Em seu comunicado, a academia justifica a escolha: “Suas histórias se desenvolvem geralmente em cidades pequenas, onde a luta por uma existência decente gera muitas vezes relações tensas e conflitos morais, ancorados nas diferenças geracionais ou de projetos de vida contraditórios”. De acordo com o Twitter oficial do Nobel, os responsáveis pela comunicação do prêmio não conseguiram falar com a escritora antes do anúncio, deixando um recado em sua secretária eletrônica.

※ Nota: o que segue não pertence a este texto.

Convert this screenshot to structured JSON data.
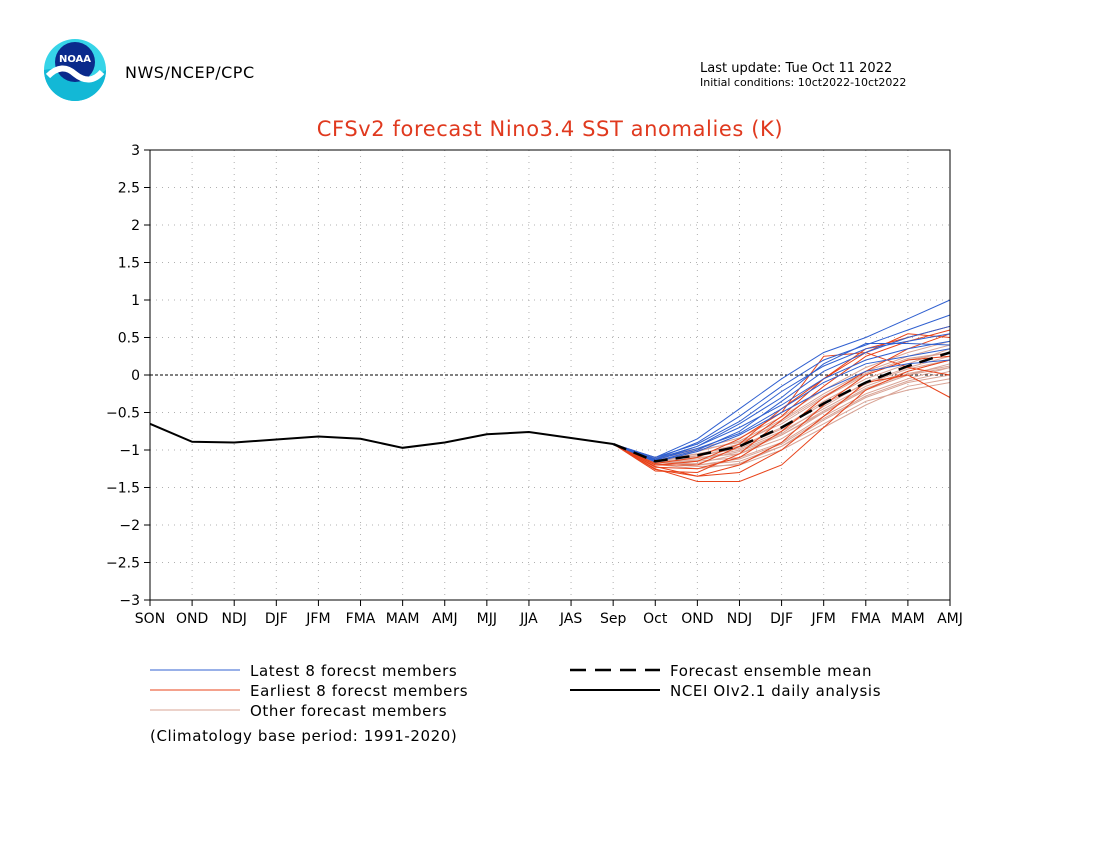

Nome sempre lembrado entre os favoritos, Alice Munro é a 13ª mulher a ganhar o prêmio. A última premiada havia sido Herta Müller, em 2009. Outro canadense já havia recebido o Nobel, Saul Bellow, mas ele se naturalizou norte-americano e fez toda a sua carreira nos EUA. A obra de Alice Munro é ambientada no Canadá, em regiões rurais ou próximas a pequenas cidades, marcadas pelo isolamento – perto da desolação. Essa característica destaca ainda mais a força de suas personagens. As histórias da contista são relativamente longas para o padrão habitual do conto, quase pequenas novelas, e sempre protagonizadas por mulheres. Há uma atmosfera de desencanto, mas que não impede certa esperança que é resultado da lucidez.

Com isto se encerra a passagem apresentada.